Hot Emerging Markets
Stocks in emerging Europe, the Middle East, and Africa will rise 31% by the end of 2010 as cheap valuations, fast profit growth, and higher oil prices draw investors, according to a Dec. 3 Morgan Stanley (MS) report.
Michael Wang, the company's London-based emerging-markets strategist, wrote that the gain he expects from the MSCI EM EMEA (Emerging Markets Europe, Middle East, and Africa) Index would exceed the 20% estimated gain for global emerging markets. EMEA stocks trade at a 30% discount to global peers in the MSCI Emerging Markets Index on a price-to-earnings basis, Wang writes, and profits in the regions are expected to grow 46% in 2010. Energy and raw materials companies make up 40% of the index. For a broad play, Fidelity's Emerging Europe, Middle East, & Africa EMEA Fund (FEMEX) buys stocks in all three regions. A number of exchange-traded funds, including Claymore/BNY Mellon Frontier Markets ETF (FRN) and PowerShares MENA Frontier Countries Portfolio (PMNA), also invest in frontier nations in these areas.
Price Is Right?
After shunning large lending companies, billionaire value investor Michael Price bought shares of Bank of America (BAC) in its $19.3 billion equity sale on Dec. 3, and says he plans to buy more. The company, whose stock fell 66% in 2008, plans to repay $45 billion in Troubled Asset Relief Program (TARP) funds.
Price says Charlotte (N.C.)-based BofA is the only large U.S. bank that he owns. Its price could rise above $20 if profit reaches $2 a share, he says. The average per-share profit estimate of analysts surveyed by Bloomberg is 96 cents for 2010 and $2.10 for 2011. BofA's stock is up about 10% this year.

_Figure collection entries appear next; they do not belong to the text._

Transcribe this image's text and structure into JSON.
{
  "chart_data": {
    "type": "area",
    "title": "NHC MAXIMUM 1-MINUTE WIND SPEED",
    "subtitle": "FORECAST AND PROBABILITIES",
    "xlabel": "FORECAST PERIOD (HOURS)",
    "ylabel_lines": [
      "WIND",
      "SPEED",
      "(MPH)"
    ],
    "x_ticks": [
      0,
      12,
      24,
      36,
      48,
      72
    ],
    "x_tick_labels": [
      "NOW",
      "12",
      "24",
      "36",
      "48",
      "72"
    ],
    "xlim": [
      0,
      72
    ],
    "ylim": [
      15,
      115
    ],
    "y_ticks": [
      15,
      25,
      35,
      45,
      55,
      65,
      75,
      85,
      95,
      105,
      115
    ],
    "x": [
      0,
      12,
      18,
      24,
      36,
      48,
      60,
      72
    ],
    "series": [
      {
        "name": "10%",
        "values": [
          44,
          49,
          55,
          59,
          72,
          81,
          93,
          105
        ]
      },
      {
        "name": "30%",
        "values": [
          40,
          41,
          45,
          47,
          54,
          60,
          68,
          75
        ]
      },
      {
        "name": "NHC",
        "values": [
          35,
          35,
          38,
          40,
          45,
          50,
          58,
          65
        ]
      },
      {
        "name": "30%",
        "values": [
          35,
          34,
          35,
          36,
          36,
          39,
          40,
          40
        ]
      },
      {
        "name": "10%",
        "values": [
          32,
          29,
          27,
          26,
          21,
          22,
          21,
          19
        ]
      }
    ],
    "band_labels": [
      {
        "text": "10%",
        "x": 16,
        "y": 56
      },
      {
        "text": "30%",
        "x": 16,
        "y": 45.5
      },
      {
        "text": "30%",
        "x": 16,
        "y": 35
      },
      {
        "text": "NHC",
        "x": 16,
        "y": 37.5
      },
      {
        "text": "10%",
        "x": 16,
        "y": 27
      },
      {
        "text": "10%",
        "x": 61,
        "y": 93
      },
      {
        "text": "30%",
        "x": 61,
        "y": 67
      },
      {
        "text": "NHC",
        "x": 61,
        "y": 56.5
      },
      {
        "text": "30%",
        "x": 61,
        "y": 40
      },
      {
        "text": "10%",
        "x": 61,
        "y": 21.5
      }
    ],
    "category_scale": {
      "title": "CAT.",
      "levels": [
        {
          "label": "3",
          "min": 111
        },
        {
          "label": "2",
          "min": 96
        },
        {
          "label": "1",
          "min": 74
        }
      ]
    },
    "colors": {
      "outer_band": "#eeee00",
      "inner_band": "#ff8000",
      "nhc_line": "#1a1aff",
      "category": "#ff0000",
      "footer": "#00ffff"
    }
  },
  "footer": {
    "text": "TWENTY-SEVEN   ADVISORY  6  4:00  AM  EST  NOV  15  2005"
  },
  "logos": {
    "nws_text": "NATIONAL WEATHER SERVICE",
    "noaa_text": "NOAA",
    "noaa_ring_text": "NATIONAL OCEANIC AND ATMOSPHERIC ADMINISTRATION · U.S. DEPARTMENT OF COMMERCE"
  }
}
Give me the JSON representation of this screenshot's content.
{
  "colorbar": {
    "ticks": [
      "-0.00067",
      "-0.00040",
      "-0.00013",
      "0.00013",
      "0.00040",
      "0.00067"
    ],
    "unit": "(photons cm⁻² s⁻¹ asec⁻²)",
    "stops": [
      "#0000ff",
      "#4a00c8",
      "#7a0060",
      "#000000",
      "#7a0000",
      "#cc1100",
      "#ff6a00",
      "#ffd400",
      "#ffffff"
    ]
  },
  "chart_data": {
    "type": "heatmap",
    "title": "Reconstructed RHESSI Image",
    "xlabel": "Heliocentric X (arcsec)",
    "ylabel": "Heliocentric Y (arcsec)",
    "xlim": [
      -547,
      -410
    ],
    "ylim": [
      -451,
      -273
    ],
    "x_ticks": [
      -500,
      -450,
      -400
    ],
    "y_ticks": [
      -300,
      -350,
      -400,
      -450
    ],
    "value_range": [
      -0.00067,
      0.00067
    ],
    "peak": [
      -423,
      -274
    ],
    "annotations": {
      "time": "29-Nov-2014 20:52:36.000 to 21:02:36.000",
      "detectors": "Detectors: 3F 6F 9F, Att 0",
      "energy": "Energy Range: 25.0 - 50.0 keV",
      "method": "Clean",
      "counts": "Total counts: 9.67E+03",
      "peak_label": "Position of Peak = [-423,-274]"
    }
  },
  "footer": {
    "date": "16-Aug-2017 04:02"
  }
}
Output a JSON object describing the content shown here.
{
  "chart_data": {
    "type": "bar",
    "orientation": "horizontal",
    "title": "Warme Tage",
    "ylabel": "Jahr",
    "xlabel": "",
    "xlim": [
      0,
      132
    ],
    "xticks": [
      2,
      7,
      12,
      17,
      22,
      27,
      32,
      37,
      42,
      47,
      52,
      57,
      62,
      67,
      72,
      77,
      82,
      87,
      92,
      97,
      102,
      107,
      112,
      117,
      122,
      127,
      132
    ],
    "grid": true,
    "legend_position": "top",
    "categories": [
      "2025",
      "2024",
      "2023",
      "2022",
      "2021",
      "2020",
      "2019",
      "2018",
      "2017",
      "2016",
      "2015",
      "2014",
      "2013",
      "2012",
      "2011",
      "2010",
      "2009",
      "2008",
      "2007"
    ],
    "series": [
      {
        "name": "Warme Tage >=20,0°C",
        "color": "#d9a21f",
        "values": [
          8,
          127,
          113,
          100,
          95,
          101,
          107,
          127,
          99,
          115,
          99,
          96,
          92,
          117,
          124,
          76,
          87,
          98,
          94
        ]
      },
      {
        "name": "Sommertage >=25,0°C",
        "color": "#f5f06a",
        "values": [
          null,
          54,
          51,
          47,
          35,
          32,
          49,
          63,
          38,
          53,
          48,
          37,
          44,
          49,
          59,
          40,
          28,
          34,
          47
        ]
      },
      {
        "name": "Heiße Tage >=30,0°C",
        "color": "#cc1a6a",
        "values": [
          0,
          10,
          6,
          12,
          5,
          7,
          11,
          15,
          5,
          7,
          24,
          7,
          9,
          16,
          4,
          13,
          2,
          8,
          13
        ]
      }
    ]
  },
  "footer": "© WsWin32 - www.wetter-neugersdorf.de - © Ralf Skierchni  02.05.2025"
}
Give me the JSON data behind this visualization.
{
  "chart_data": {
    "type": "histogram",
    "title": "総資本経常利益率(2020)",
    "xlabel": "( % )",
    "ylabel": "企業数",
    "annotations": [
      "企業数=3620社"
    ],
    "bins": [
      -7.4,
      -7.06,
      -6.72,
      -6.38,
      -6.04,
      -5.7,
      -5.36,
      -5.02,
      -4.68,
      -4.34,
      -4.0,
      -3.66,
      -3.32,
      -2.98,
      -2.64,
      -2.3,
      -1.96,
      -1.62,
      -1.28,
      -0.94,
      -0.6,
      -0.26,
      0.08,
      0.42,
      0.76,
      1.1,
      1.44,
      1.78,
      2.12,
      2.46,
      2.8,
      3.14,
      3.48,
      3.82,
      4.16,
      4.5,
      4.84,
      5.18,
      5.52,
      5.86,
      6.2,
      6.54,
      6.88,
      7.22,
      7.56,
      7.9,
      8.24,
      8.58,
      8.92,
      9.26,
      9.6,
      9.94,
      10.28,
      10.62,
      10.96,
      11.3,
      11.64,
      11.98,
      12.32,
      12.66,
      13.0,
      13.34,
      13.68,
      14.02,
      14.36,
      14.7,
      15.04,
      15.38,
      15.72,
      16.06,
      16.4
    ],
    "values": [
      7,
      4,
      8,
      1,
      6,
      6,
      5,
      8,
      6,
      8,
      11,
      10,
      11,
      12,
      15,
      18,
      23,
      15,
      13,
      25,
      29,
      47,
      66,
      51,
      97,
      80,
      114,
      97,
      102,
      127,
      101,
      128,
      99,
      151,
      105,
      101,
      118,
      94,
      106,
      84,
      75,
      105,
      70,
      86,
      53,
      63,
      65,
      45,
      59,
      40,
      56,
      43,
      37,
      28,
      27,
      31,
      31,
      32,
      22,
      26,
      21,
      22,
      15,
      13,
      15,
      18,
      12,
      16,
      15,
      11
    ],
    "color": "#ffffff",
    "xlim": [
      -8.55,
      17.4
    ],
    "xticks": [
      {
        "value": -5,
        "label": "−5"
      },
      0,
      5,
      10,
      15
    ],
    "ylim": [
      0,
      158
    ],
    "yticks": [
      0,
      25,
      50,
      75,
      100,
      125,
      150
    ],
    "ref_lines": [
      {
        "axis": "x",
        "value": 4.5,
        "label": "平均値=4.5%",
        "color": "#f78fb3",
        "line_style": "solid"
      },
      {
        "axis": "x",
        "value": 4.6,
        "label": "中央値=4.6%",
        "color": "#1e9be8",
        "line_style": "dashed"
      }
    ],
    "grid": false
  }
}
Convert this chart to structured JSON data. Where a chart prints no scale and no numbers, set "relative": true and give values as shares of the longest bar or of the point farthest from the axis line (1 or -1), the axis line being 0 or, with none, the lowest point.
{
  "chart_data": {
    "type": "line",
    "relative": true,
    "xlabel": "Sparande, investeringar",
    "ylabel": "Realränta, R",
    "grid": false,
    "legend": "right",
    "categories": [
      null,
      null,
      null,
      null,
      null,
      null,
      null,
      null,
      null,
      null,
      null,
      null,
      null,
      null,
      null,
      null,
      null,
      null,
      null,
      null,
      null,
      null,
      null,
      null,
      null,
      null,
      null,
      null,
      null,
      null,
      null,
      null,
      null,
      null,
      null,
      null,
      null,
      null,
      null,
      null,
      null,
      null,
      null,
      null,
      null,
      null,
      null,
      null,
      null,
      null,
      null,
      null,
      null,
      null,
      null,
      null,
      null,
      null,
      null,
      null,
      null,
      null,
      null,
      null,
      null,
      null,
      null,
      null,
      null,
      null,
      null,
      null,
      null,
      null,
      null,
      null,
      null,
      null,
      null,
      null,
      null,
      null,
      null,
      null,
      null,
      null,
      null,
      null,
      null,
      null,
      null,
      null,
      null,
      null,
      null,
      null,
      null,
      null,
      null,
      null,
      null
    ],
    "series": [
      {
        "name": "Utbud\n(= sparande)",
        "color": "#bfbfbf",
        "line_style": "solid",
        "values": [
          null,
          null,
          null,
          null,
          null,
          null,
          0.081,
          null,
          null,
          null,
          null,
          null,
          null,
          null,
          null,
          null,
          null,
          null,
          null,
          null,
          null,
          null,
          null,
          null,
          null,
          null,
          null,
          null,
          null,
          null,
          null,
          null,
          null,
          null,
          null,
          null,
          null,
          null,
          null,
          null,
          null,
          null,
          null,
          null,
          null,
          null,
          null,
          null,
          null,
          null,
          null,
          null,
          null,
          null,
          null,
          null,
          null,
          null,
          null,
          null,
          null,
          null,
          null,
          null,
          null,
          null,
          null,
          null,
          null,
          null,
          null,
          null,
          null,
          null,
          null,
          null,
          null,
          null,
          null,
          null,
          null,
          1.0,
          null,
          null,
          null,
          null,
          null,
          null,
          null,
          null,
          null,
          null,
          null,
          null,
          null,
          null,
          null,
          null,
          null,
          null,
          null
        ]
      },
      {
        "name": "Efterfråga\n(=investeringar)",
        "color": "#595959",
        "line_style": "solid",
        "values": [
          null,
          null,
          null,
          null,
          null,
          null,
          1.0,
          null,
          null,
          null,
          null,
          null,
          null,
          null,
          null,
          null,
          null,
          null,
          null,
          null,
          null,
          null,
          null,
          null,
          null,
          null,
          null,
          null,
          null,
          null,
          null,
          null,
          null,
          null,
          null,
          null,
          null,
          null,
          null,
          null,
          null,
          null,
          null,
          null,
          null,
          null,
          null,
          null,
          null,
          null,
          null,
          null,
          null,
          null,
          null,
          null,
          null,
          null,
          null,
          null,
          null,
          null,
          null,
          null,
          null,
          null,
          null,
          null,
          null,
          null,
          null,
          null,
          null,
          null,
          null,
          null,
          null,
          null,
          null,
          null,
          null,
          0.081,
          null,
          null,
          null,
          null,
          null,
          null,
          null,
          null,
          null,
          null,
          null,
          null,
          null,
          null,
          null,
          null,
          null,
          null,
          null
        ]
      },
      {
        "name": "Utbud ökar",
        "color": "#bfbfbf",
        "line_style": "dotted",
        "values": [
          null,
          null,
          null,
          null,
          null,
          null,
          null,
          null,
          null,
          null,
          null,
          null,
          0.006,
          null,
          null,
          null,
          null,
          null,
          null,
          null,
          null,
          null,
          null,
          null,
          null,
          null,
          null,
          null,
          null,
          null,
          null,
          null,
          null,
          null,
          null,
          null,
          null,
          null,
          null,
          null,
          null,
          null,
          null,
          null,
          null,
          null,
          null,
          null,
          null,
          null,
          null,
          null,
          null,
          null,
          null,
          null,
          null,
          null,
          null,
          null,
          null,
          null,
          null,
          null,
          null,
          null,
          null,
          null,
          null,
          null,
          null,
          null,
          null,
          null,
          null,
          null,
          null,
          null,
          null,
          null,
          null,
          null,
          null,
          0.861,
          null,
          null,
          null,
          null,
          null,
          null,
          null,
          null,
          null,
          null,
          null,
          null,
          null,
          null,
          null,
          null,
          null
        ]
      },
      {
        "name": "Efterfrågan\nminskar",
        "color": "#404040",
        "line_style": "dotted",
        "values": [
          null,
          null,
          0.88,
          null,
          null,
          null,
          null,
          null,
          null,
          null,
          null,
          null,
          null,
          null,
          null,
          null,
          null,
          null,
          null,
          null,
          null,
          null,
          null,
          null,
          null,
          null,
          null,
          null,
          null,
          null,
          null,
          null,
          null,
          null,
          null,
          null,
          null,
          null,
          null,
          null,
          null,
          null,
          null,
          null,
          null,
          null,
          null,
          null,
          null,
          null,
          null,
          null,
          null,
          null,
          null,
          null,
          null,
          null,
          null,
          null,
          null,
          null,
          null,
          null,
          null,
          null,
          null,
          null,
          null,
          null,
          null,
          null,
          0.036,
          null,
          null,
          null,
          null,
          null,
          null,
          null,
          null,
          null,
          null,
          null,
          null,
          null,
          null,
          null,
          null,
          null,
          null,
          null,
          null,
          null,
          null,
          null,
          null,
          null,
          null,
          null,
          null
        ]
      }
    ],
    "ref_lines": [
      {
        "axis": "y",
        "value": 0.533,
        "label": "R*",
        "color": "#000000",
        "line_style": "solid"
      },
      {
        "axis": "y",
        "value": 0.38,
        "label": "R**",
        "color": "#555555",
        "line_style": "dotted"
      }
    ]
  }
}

Jeffrey Gundlach: A TCW Bond Star Is Booted
Is the high number of recent departures from TCW (TSI) a sign that it's time for investors to bail out of its bond funds? Following the Los Angeles-based asset manager's Dec. 4 announcement that Chief Investment Officer Jeffrey Gundlach had been "relieved of his duties," the remaining members of his team have resigned, according to Bloomberg. Since his ouster—said to be due to internal power struggles—Gundlach has said he's considering starting his own firm, a prospect likely to intrigue investors: Over the past 10 years that Gundlach has managed the TCW Total Return Bond Fund (TGLMX), he's bested Bill Gross's Pimco Total Return Fund by almost 4 percentage points. The TCW fund's assets have swelled to nearly $12 billion, thanks to Gund-lach's navigation of the mortgage securities market at the height of the credit crisis. Eric Jacobson, Morningstar's (MORN) head of fixed income research, says "there's no immediate need to go anywhere." TCW, he notes, has brought in a group of managers from Metropolitan West Asset Management who can, for now, "credibly and ably manage the money."